Der Mausbiber Gucky saß in einem für Menschen gebauten Sessel, der ihn nun besonders klein erscheinen ließ. Ohne großen Appetit knabberte er an einer frischen Mohrrübe aus den hydroponischen Gärten des Schiffes. Auf der Lehne des Sessels lag die Waffe.

Fellmer Lloyd, der Orter und Telepath, saß ebenfalls in einem Sessel. Die Füße hatte er auf einen niedrigen Tisch vor sich gelegt. Seine Augen waren geschlossen, und es sah so aus, als schliefe er. In Wirklichkeit aber kontrollierte er Corellos geistige Impulse.

Die dritte Person war der Teleporter Ras Tschubai. Der Afroterraner trank bereits die sechste Tasse Kaffee, um sich wach zu halten. Er konnte zwar Corellos Geist nicht kontrollieren, doch er war wie seine beiden Kollegen gefeit gegen psionische Angriffe des Supermutanten.

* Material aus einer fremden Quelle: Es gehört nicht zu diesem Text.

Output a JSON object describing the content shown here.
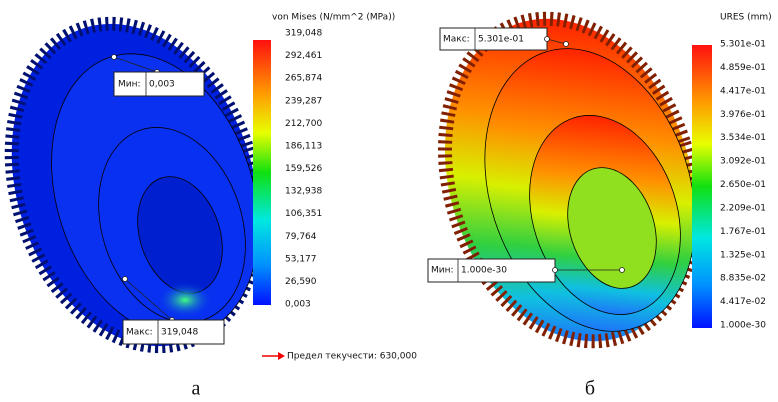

Ein Laut, hoch und unartikuliert wie das Weinen eines Säuglings, erscholl aus den Lautsprechern der Tonübertragung. Die drei Wächter beugten sich alarmiert vor.

Ribald Corello krümmte sich zusammen. Seine winzigen Hände fuchtelten ziellos herum. Der einundfünfzig Zentimeter durchmessende Schädel hob sich um einige Zentimeter. Die daumendicken bläulichen Adern schwollen unter der dünnen rotbraunen Kopfhaut gefährlich an. Dann fiel der monströse Kopf auf das Thermo-Polster zurück.

Ein Instrument summte warnend.

Tschubai stand auf und ging zu der Anzeigetafel am Sockel des Inkubators.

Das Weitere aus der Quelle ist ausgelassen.